Betancourt in Rome for peace prize

| Tue, 12/16/2008 - 04:34

Former French-Colombian hostage Ingrid Betancourt on Monday announced the start of a new outreach project for poor Colombian children as she accepted an international peace prize in Rome.

Receiving the Pellegrino di Pace prize from Chamber of Deputies Speaker Gianfranco Fini, Betancourt said Project Calamar will give children in Colombia an alternative to joining the Marxist guerrilla group Revolutionary Armed Forces of Colombia (FARC) as a means of improving their lot.

The project takes its name from one of the Colombian villages in which FARC recruits poor children with what Betancourt described as the ''great lie'' of a better future.
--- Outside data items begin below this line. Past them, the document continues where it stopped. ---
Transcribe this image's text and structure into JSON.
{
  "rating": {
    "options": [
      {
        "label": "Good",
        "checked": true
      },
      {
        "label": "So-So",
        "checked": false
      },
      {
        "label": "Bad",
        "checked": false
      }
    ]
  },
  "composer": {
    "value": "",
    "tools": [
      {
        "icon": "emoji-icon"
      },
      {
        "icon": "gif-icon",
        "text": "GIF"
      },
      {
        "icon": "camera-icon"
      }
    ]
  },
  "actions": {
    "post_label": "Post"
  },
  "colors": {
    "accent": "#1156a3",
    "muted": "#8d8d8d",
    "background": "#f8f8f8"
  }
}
Betancourt added that she thought often of her captors, some of whom were aged 13 and 14, and described them as ''prisoners of an ideology and of terror''.
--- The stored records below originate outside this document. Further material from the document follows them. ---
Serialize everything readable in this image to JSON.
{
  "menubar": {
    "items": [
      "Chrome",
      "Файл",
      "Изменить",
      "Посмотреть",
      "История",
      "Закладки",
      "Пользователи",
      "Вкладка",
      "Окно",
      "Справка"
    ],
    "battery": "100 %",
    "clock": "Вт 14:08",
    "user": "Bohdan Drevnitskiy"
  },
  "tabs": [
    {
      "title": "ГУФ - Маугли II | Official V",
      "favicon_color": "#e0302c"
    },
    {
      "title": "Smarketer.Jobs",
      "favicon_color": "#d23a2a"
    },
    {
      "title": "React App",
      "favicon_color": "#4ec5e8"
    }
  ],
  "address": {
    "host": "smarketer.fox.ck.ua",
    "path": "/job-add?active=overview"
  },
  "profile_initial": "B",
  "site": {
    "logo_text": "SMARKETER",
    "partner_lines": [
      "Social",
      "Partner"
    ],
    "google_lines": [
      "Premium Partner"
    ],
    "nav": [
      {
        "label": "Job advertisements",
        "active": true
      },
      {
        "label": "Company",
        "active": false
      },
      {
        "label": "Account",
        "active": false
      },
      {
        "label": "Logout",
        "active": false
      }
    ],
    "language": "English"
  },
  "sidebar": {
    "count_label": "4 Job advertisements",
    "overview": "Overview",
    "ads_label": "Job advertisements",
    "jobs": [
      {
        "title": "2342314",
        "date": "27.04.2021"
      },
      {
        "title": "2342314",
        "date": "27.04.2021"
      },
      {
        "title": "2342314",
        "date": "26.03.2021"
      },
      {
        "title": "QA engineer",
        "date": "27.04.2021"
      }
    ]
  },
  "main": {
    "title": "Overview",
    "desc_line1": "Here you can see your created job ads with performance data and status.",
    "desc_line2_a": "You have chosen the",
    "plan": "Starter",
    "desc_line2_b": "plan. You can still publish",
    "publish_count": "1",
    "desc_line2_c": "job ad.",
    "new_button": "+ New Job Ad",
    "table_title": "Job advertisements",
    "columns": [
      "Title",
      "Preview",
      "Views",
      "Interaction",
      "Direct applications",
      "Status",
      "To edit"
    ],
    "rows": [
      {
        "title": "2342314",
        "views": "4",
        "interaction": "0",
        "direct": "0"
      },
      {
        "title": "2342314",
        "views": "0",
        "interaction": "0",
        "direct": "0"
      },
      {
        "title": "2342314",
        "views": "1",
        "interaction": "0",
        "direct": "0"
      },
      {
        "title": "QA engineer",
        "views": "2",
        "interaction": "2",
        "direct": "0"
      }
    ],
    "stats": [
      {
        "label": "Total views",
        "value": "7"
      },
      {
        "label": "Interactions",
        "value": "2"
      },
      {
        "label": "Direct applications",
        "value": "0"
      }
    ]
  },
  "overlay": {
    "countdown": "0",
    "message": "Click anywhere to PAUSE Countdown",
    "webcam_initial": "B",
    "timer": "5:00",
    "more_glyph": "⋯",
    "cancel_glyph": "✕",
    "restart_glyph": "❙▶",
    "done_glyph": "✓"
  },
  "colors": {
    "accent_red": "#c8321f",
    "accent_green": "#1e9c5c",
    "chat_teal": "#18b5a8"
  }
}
''I'd like to see them come out of the jungle as well (as my fellow prisoners),'' she said.

Betancourt was rescued by the Colombian army on July 2 after more than six years in the hands of FARC.

She was snatched in 2002, shortly after announcing her intention to run for the Colombian presidency.

The Pellegrino di Pace (Peace Pilgrim) prize is awarded each year by the International Centre for Peace Among the People, based in Assisi.

Past winners include Bill Gates and Kofi Annan as well as American social activist Patch Adams.